There have been some improvements – for example, the maternal mortality ratio declined by more than a third between 1990 and 2015 – but the legacy of Nigeria’s inadequate maternal health services lives on in the minds and hearts of so many of my fellow countrywomen and men who have lost mothers, sons, daughters and sisters at the hands of short-staffed and underfunded maternal health services. Today on Pregnancy and Infant Loss Day I will share my own personal story, as both a reminder of the loss incurred by too many, and an imperative for greater action in the future.
Twenty six years ago I was eagerly awaiting the birth of my first children (I was blessed to be expecting twins) having always wanted to be a mother. Three months prior to the due date I returned from London to Nigeria for my wedding, having received antenatal care in London up until this point. Sadly, what should have been the happiest time of my life quickly became the saddest, as on the day before the ceremony, my life changed forever.
Realising that my amniotic sac was hanging out, I was rushed to the emergency unit. Having planned to give birth in London, my expectations of what the birthing process would entail were high, yet on arrival I was shocked to hear that not only was an epidural unavailable, but that understaffing would mean I had to wait for an anaesthetist before an urgent caesarean section could be carried out. This blatant example of underfunding in healthcare cost me my unborn daughter’s life, and nearly my own.
In the days that followed, the stark absence of modern equipment and skilled professionals became increasingly evident, as processes like breastfeeding became trauma in themselves. One particularly vivid memory is of a nurse handing me a white bucket, and without explanation or warning, began vigorously pumping my breast in to it. The poor sanitation and lack of understanding of modern techniques that I witnessed in that hospital 26 years ago left me scarred, yet stirred something in me.
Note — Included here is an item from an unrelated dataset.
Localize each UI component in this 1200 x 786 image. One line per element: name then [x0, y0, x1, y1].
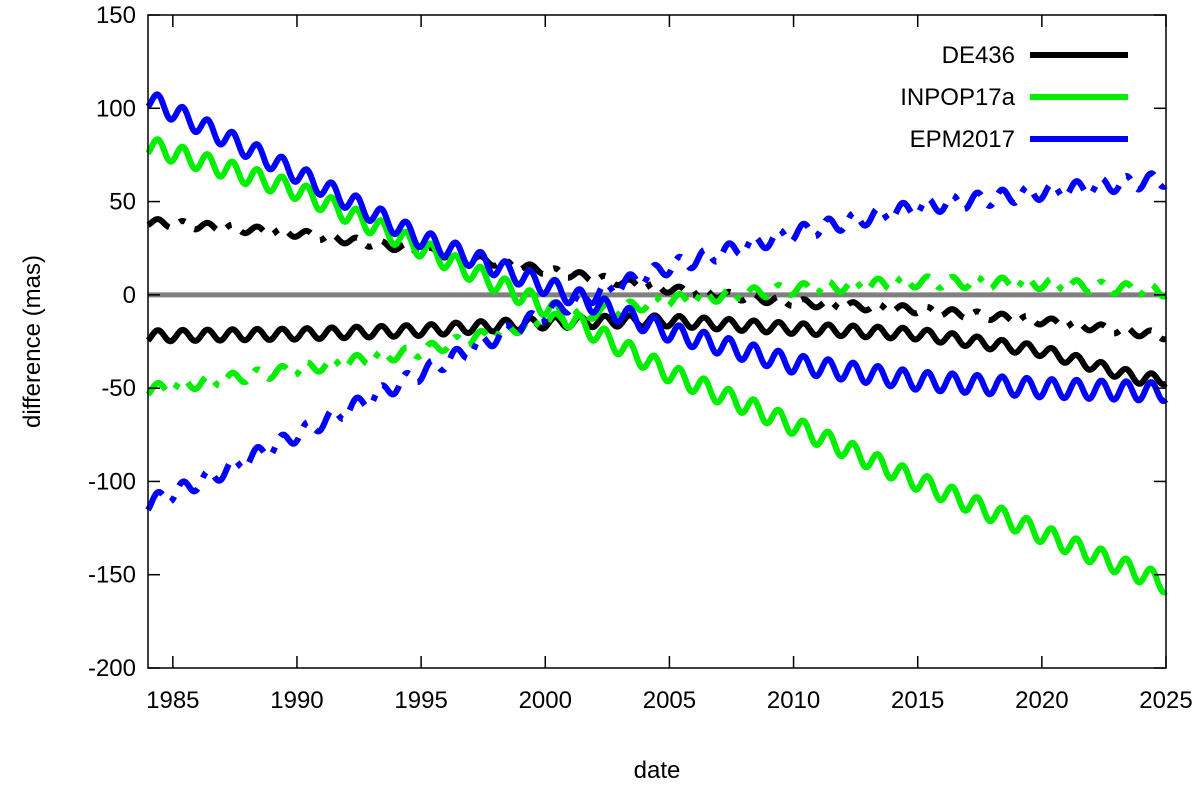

It is this scarring that inspired me to strive for better experiences for mothers in Nigeria, and around the world.
I am blessed to have survived my experience, and to have Tosin - the surviving twin – with me today. Yet not everyone is as fortunate. Across Nigeria and the wider continent maternal and neonatal deaths continue to thwart development, and often slip through systems completely undocumented. Maternal and neonatal deaths cause unimaginable heartache to the families and loved ones of those excluded from the necessary care that all mothers and infants deserve. This is what motivates me to make a difference not just in maternal and childcare but in the healthcare space in general .
The Wellbeing Foundation Africa was set up off the back of my experience and my desire to save mothers and infants from enduring the same trauma that I did. Through the provision of antenatal classes and in training midwives on top notch quality care, the Wellbeing Foundation is making strides in shielding women and infants from the avoidable risks posed by childbirth. Today we remember those that we have lost, and pray for the mothers and infants of the future.